Hoax - Types of Hoaxes

Types of Hoaxes

Hoaxes vary widely in their processes of creation, propagation, and entrenchment over time. For example :

  • List of Religion Related Hoaxes and Possible Hoaxes
  • Hoaxes perpetrated on occasions when their initiation is considered socially appropriate, such as April Fools' Day
  • Anthropologists were taken in by the "Piltdown Man" discovery that was widely believed from 1913 to 1953.
  • Apocryphal claims that originate as a hoax, gain widespread belief among members of a culture or organization, become entrenched as persons who believe it repeat it in good faith to others, and continue to command that belief after the hoax's originators have died or departed
  • The "Bruno Hat" art hoax arranged in London in July 1929 involved staging a convincing public exhibition of paintings by an imaginary reclusive artist, Bruno Hat. All the perpetrators were well-educated and did not intend a fraud, as the newspapers were informed the next day. Those involved included Brian Howard, Evelyn Waugh, Bryan Guinness, John Banting and Tom Mitford.
  • Hoaxes formed by making minor or gradually increasing changes to a warning or other claim widely circulated for legitimate purposes
  • Hoaxes perpetrated by "scare tactics" appealing to the audience's subjectively rational belief that the expected cost of not believing the hoax (the cost if its assertions are true times the likelihood of their truth) outweighs the expected cost of believing the hoax (cost if false times likelihood of falsity), such as claims that a non-malicious but unfamiliar program on one's computer is malware
  • Some urban legends and rumors with a probable conscious attempt to deceive
  • Humbugs
  • Computer virus hoaxes became widespread as viruses themselves began to spread. A typical hoax is an email message warning recipients of a non-existent threat, usually quoting spurious authorities such as Microsoft and IBM. In most cases the payload is an exhortation to distribute the message to everyone in the recipient's address book.

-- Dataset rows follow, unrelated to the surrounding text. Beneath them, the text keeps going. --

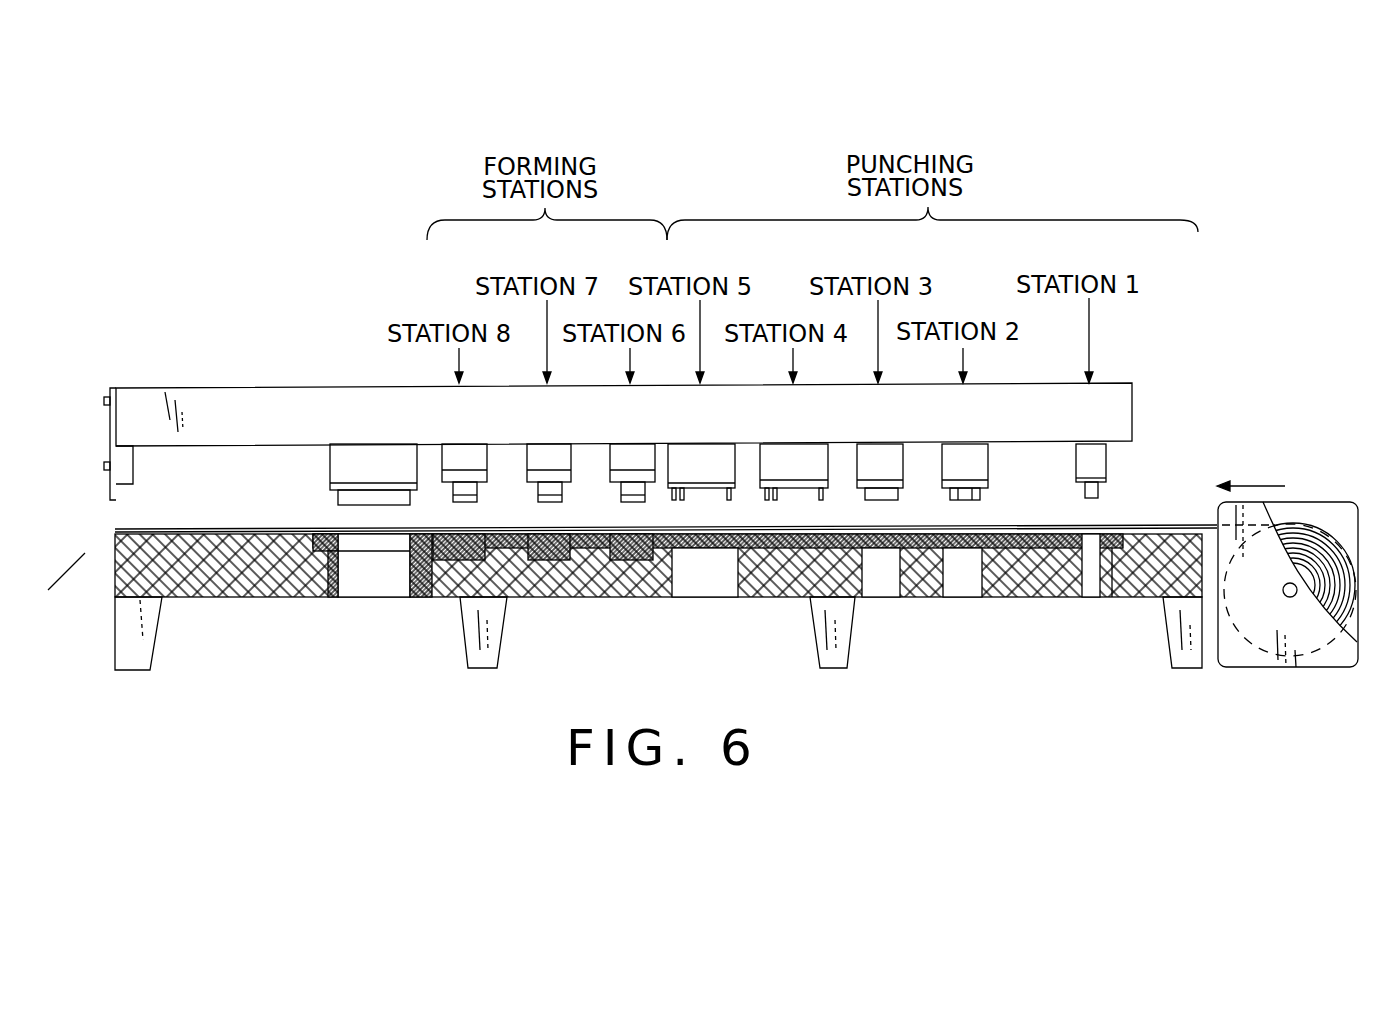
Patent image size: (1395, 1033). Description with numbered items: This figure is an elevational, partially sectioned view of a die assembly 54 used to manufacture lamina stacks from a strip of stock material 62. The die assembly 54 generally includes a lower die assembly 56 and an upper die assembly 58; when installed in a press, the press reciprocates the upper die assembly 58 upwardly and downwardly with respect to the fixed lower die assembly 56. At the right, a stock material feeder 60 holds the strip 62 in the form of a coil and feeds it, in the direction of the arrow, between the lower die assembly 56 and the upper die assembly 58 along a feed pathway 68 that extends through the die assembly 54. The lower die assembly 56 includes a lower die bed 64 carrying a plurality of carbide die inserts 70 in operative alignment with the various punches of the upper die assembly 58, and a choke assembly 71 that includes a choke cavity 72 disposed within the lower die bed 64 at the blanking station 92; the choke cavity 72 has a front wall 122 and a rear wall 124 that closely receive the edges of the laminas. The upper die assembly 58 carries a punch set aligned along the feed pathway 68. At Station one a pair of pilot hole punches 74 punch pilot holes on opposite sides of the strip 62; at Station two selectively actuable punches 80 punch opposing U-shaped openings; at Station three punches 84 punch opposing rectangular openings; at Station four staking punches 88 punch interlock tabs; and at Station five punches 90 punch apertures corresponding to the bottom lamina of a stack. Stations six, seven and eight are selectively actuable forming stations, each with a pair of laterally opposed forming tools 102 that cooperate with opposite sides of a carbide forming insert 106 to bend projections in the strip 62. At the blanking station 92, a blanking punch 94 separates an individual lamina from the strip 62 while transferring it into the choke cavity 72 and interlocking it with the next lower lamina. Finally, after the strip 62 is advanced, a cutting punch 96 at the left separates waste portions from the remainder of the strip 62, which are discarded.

The die assembly 54 is at (1220, 222).
The lower die assembly 56 is at (1016, 632).
The upper die assembly 58 is at (1152, 397).
The stock material feeder 60 is at (1325, 512).
The strip of stock material 62 is at (1157, 523).
The lower die bed 64 is at (1147, 588).
The feed pathway 68 is at (1118, 500).
The carbide die inserts 70 is at (706, 590).
The choke assembly 71 is at (312, 520).
The choke cavity 72 is at (352, 566).
The pilot hole punches 74 is at (1090, 458).
The selectively actuable punches 80 is at (966, 458).
The selectively actuable punches 84 is at (880, 458).
The staking punches 88 is at (796, 458).
The selectively actuable punches 90 is at (703, 458).
The blanking station 92 is at (365, 378).
The blanking punch 94 is at (372, 462).
The cutting punch 96 is at (110, 435).
The forming tools 102 is at (462, 458).
The carbide forming insert 106 is at (455, 575).
The front wall 122 is at (348, 575).
The rear wall 124 is at (418, 585).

Sometimes the hoax is more harmful, e.g., telling the recipient to seek a particular file (usually in a Microsoft Windows operating system); if the file is found, the computer is deemed to be infected unless it is deleted. In reality the file is one required by the operating system for correct functioning of the computer.
  • A hoax of exposure is a semi-comical or private sting operation. It usually encourages people to act foolishly or credulously by falling for patent nonsense that the hoaxer deliberately presents as reality. A related activity is culture jamming.
  • Rodney Marks who describes himself as a corporate comedian, presents fake keynote speeches at business events. These speeches usually reveal the presenter as well informed about the conference and leading figures, but progressively the audience is lambasted until they recognize the comedy.